Issue #292

Hobby Lobby: A ruling that both sides can run with

The Supreme Court’s ruling Monday that the government cannot force certain employers to pay for birth control was more than a rebuke to President Obama. It was vindication of the conservative movement’s efforts to chip away at laws it finds objectionable by raising questions of freedom of expression. The decision—like several recent rulings from the justices and lower courts involving prayer at town meetings and protests outside abortion clinics—carved out a significant, albeit narrow, legal exception in the context of a broader cultural fight that social conservatives have been unable to win outright.

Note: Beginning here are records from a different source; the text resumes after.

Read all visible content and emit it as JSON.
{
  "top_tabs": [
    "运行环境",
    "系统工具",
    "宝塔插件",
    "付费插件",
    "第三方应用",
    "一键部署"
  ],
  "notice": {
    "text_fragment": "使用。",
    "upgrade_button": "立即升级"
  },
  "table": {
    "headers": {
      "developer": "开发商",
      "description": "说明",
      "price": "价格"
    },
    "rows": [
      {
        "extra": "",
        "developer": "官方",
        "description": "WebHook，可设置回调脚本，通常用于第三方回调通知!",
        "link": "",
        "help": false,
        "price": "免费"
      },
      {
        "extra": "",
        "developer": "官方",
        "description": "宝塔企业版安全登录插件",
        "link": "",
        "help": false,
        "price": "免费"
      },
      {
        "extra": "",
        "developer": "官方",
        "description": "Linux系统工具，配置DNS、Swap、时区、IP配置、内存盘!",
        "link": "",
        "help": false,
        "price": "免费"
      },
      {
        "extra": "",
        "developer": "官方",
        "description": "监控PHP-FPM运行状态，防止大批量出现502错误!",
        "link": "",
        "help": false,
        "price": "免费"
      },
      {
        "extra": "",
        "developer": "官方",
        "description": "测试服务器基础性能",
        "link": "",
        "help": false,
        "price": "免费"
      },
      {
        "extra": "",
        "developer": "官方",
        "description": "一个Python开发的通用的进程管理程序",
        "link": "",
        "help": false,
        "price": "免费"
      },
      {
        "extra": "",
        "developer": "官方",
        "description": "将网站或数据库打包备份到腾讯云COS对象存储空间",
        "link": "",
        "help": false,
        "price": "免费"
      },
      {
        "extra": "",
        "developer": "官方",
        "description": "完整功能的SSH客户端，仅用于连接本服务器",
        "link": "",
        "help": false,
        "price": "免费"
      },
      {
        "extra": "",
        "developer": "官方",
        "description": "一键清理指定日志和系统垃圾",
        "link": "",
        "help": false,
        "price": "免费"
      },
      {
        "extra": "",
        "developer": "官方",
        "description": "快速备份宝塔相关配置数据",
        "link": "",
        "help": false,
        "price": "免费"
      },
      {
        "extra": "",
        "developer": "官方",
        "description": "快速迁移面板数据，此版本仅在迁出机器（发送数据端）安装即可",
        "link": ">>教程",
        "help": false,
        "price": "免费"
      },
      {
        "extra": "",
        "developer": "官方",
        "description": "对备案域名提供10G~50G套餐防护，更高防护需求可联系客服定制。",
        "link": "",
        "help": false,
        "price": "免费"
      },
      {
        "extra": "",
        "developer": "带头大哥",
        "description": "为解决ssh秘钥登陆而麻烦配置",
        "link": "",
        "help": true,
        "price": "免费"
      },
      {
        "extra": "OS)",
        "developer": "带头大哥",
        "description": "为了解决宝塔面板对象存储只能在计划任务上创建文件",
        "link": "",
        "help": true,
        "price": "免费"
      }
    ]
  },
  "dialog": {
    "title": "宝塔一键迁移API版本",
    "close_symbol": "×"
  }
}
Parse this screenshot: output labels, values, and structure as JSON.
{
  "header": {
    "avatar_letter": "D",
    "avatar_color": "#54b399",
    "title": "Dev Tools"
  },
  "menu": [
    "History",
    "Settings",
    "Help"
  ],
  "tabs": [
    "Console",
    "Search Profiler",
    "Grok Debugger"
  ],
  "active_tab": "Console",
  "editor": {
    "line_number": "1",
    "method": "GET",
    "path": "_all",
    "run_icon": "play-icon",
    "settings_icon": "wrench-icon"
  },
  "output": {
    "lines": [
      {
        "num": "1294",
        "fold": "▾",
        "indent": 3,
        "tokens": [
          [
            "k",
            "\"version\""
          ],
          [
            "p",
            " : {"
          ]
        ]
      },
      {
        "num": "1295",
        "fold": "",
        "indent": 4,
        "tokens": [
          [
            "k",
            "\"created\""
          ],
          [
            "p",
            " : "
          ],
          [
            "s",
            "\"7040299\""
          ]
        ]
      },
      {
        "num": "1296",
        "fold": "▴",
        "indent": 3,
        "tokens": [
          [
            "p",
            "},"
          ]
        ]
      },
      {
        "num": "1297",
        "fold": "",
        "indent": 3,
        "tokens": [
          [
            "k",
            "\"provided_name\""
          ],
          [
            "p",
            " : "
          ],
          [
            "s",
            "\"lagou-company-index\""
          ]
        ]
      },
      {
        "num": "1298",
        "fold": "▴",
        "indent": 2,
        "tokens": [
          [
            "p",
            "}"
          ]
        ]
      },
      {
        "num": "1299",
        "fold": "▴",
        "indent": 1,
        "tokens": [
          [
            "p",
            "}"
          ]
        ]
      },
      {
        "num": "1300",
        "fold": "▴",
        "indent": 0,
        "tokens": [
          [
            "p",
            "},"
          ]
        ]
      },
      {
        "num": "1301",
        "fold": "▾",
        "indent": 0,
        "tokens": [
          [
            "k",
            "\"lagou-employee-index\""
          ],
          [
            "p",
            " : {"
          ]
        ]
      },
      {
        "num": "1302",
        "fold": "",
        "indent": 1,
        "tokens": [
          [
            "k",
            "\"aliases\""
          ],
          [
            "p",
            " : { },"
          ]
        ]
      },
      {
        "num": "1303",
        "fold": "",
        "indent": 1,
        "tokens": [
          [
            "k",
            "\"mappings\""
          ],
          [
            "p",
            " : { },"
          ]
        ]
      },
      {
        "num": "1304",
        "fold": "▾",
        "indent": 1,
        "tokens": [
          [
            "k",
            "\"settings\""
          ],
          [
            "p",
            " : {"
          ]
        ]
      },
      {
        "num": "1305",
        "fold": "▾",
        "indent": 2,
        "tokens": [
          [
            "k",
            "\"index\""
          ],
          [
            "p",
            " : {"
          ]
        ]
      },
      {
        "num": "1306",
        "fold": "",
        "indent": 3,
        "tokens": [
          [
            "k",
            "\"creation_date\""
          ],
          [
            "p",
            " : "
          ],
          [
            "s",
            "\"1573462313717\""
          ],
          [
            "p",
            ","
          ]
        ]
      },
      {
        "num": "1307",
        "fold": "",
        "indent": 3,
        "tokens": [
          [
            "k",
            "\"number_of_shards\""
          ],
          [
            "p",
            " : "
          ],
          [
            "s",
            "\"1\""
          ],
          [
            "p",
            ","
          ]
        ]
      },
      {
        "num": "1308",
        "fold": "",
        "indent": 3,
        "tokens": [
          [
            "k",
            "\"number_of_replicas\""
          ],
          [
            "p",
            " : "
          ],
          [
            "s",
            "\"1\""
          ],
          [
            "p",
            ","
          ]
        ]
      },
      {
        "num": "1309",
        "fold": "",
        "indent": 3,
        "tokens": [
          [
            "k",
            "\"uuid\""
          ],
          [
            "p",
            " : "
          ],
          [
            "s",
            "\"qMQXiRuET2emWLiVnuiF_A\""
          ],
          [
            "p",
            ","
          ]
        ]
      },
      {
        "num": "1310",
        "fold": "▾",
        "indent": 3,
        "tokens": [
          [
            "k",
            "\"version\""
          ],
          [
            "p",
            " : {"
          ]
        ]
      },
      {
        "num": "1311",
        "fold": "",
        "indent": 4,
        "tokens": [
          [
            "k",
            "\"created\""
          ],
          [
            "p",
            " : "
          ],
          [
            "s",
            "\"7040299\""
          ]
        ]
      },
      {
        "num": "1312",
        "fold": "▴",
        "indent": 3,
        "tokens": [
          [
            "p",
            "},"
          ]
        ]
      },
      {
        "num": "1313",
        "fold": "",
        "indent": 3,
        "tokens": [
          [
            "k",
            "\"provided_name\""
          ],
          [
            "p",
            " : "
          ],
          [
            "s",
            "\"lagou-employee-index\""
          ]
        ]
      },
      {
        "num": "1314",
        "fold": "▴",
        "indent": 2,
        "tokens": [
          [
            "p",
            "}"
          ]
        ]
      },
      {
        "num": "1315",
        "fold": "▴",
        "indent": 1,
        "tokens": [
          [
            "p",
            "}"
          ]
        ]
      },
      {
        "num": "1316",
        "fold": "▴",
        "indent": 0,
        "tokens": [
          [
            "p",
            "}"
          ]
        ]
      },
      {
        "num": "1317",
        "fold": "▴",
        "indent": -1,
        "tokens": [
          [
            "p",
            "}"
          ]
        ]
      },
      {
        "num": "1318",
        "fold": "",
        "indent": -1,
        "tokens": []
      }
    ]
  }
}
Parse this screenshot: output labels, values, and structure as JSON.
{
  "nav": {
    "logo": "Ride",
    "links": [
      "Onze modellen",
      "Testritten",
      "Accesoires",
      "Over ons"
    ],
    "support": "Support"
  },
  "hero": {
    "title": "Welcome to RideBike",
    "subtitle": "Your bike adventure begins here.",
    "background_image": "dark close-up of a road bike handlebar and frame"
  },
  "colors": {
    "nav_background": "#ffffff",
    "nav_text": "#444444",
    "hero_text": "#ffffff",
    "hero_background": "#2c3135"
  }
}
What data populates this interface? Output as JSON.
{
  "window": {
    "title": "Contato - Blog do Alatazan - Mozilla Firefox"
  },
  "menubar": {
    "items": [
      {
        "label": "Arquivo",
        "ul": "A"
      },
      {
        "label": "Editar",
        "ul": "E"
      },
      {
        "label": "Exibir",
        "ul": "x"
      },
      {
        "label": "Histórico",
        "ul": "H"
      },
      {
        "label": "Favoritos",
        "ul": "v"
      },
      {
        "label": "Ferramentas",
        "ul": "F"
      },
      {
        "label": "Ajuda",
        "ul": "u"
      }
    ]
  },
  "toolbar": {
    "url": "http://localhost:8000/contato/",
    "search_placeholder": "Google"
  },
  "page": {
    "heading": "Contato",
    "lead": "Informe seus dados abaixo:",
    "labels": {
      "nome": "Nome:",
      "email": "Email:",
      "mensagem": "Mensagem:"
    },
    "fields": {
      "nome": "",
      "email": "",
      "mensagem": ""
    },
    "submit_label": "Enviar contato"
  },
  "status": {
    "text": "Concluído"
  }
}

Leaders predicted Monday’s decision would infuse Republicans with energy as they fight to take control of the Senate this year and reclaim the White House in 2016. Yet even as conservatives celebrated coming out on the winning side of a divisive social issue, their court victory may have also handed Democrats an issue that will turn out liberal voters in the fall. Democrats have spent hundreds of millions of dollars in the last several years to cast Republicans as callous and extreme on women’s health issues. And party strategists believe their ability to hold on to the Senate this year depends in large part on persuading women that a Republican Senate and White House would only produce more outcomes like Monday’s ruling, which they contend is harmful and hostile to women’s rights. New York Times, 7-1-14.